PONTO DE VISTA DE CATARINA:
Na manhã seguinte, sob o pretexto de precisar de ar fresco, pedi ao guerreiro de maior confiança da minha tia, um homem silencioso chamado Marcos, que me buscasse. Saí do centro de cura sem dizer uma palavra a ninguém.
Dirigimos até a casa dos meus pais, o casarão do Alfa em que eu não punha os pés há três longos anos. Ao subir a longa alameda de carvalhos, meu coração doeu. Este lugar deveria ser meu santuário, meu legado. Agora, era apenas uma cena de crime, manchada pela traição.
Lá dentro, o ar estava viciado. Passei a mão pela poltrona favorita do meu pai, lembrando como ele me deixava sentar em seu colo e me contava histórias dos grandes Alfas. Entrei na cozinha e quase pude sentir o cheiro da famosa torta de frutas vermelhas da minha mãe. Lágrimas que eu não sabia que ainda tinha começaram a escorrer pelo meu rosto. Chorei por eles, pelo amor que me deram. Chorei por mim mesma, por falhar em proteger tudo o que eles haviam construído.
Antes de vir, eu já havia me conectado mentalmente com minha tia. Eu lhe disse minha decisão. Eu estava vendendo a casa. Não suportaria viver em um lugar tão completamente profanado. Ela cuidaria da transferência através dos anciãos da alcateia, vendendo-a por um preço baixo para o fundo público da alcateia. Eu não queria nada dela, a não ser estar livre de sua memória.
Passei horas empacotando as poucas lembranças preciosas que queria guardar: o medalhão da minha mãe, o diário do meu pai, uma fotografia de nós três rindo sob o sol de verão.
Quando eu estava carregando a última caixa para a porta, um carro freou bruscamente na entrada. Era Ricardo.
Ele saltou, o rosto uma máscara de preocupação frenética. "Catarina! Meu Deus, eu estava tão assustado. Você não estava no centro, não estava respondendo à sua conexão... Eu pensei..."
Ele correu para frente e me envolveu em seus braços. O cheiro dele, misturado com o perfume persistente de Isabela, era nauseante. Seu toque parecia mil aranhas rastejando na minha pele.
Com uma onda de adrenalina que eu não sabia que possuía, eu o empurrei para longe. A força do empurrão nos surpreendeu a ambos. Ele tropeçou para trás, os olhos arregalados de choque. O esforço me causou uma onda de tontura, e minhas pernas tremeram.
"Não me toque," eu disse, minha voz perigosamente baixa.
Ele pareceu sentir a mudança em mim, a nova dureza em meus olhos.
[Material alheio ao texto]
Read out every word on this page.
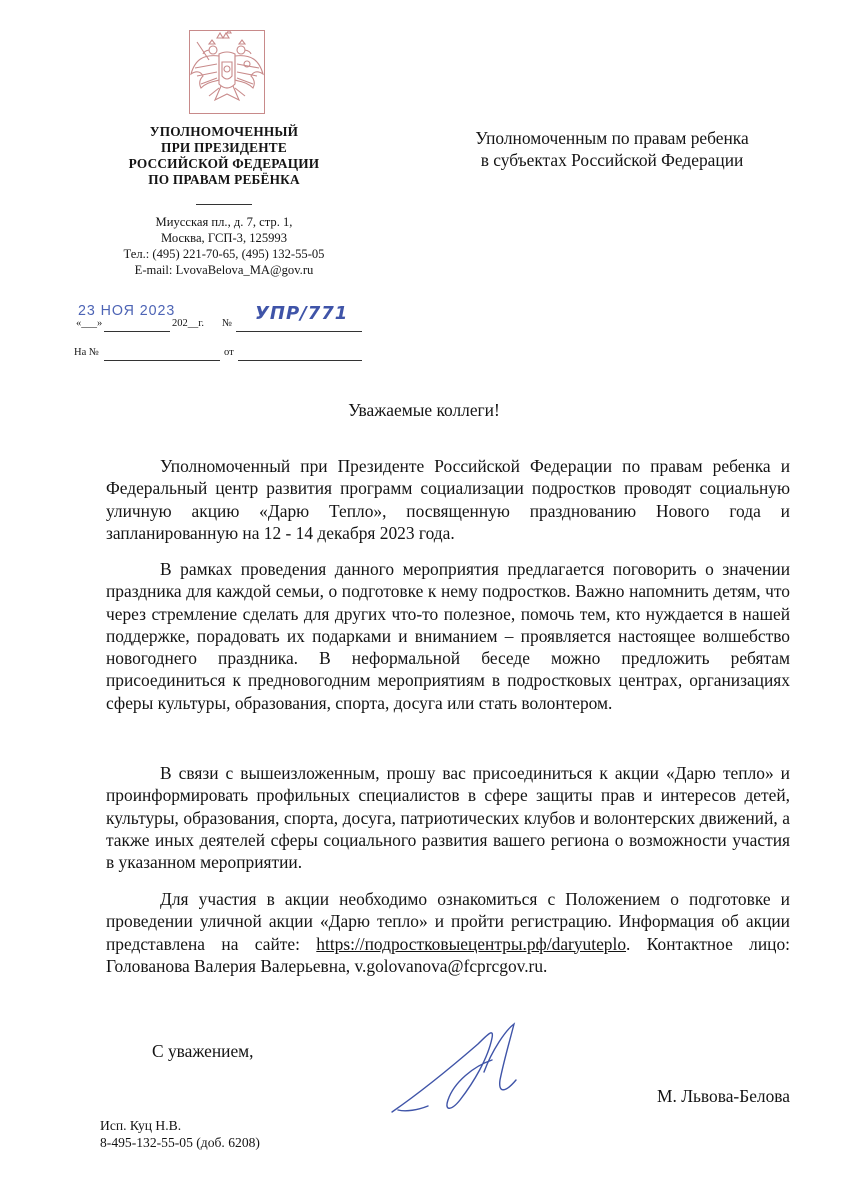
УПОЛНОМОЧЕННЫЙ
ПРИ ПРЕЗИДЕНТЕ
РОССИЙСКОЙ ФЕДЕРАЦИИ
ПО ПРАВАМ РЕБЁНКА
Миусская пл., д. 7, стр. 1,
Москва, ГСП-3, 125993
Тел.: (495) 221-70-65, (495) 132-55-05
E-mail: LvovaBelova_MA@gov.ru
Уполномоченным по правам ребенка
в субъектах Российской Федерации
23 НОЯ 2023
«___»	202__г. № УПР/771
На №	от
Уважаемые коллеги!

Уполномоченный при Президенте Российской Федерации по правам ребенка и Федеральный центр развития программ социализации подростков проводят социальную уличную акцию «Дарю Тепло», посвященную празднованию Нового года и запланированную на 12 - 14 декабря 2023 года.

В рамках проведения данного мероприятия предлагается поговорить о значении праздника для каждой семьи, о подготовке к нему подростков. Важно напомнить детям, что через стремление сделать для других что-то полезное, помочь тем, кто нуждается в нашей поддержке, порадовать их подарками и вниманием – проявляется настоящее волшебство новогоднего праздника. В неформальной беседе можно предложить ребятам присоединиться к предновогодним мероприятиям в подростковых центрах, организациях сферы культуры, образования, спорта, досуга или стать волонтером.

В связи с вышеизложенным, прошу вас присоединиться к акции «Дарю тепло» и проинформировать профильных специалистов в сфере защиты прав и интересов детей, культуры, образования, спорта, досуга, патриотических клубов и волонтерских движений, а также иных деятелей сферы социального развития вашего региона о возможности участия в указанном мероприятии.

Для участия в акции необходимо ознакомиться с Положением о подготовке и проведении уличной акции «Дарю тепло» и пройти регистрацию. Информация об акции представлена на сайте: https://подростковыецентры.рф/daryuteplo. Контактное лицо: Голованова Валерия Валерьевна, v.golovanova@fcprcgov.ru.

С уважением,
М. Львова-Белова
Исп. Куц Н.В.
8-495-132-55-05 (доб. 6208)
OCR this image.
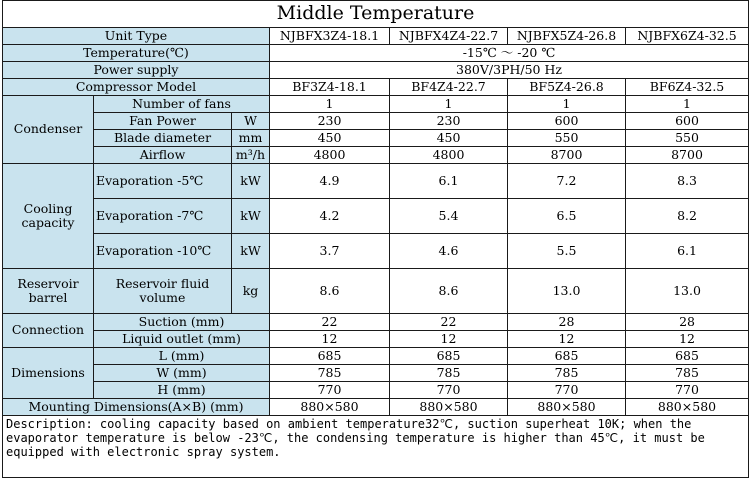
Middle Temperature						
Unit Type			NJBFX3Z4-18.1	NJBFX4Z4-22.7	NJBFX5Z4-26.8	NJBFX6Z4-32.5
Temperature(℃)			-15℃ ～ -20 ℃			
Power supply			380V/3PH/50 Hz			
Compressor Model			BF3Z4-18.1	BF4Z4-22.7	BF5Z4-26.8	BF6Z4-32.5
Condenser	Number of fans		1	1	1	1
	Fan Power	W	230	230	600	600
	Blade diameter	mm	450	450	550	550
	Airflow	m³/h	4800	4800	8700	8700
Cooling capacity	Evaporation -5℃	kW	4.9	6.1	7.2	8.3
	Evaporation -7℃	kW	4.2	5.4	6.5	8.2
	Evaporation -10℃	kW	3.7	4.6	5.5	6.1
Reservoir barrel	Reservoir fluid volume	kg	8.6	8.6	13.0	13.0
Connection	Suction (mm)		22	22	28	28
	Liquid outlet (mm)		12	12	12	12
Dimensions	L (mm)		685	685	685	685
	W (mm)		785	785	785	785
	H (mm)		770	770	770	770
Mounting Dimensions(A×B) (mm)			880×580	880×580	880×580	880×580
Description: cooling capacity based on ambient temperature32℃, suction superheat 10K; when the evaporator temperature is below -23℃, the condensing temperature is higher than 45℃, it must be equipped with electronic spray system.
Ele rapidamente mudou de tática, sua expressão suavizando para uma de mágoa. "Eu só estava preocupado. Eu trouxe algo para você... para o seu aniversário."
Ele enfiou a mão no bolso e tirou uma caixa de veludo. Ele a abriu para revelar o colar de pedra da lua. O mesmo que eu o tinha visto colocar no pescoço de Isabela na minha visão.
A audácia daquilo me tirou o fôlego.
"Eu não quero," eu disse, minha voz plana.
Virei-me para sair, mas ele agarrou meu braço. "Catarina, o que há de errado? Fale comigo."
Parei e o encarei nos olhos. Toda a pretensão, toda a fraqueza, desapareceu.
"Eu tenho uma pergunta para você, Ricardo," eu disse, minha voz fria como um túmulo de inverno. "Se eu morresse... se o veneno finalmente me levasse... você sequer sentiria o Laço de Companheiros se romper? Ou você apenas ficaria aliviado?"
Ele me encarou, completamente atordoado, a boca ligeiramente aberta. Por um segundo, vi a verdade em seus olhos: alívio. Então, a máscara estava de volta no lugar.
"Como você pode perguntar isso?" ele sussurrou, a voz embargada de falsa emoção. "Você é tudo para mim. A ideia de te perder... isso me destruiria."
Ele mentiu. E naquele momento, eu soube que ele não estava apenas quebrando nossos votos. Ele estava tentando me quebrar. Mas ele estava prestes a descobrir que eu era feita de algo muito mais forte do que ele jamais imaginou.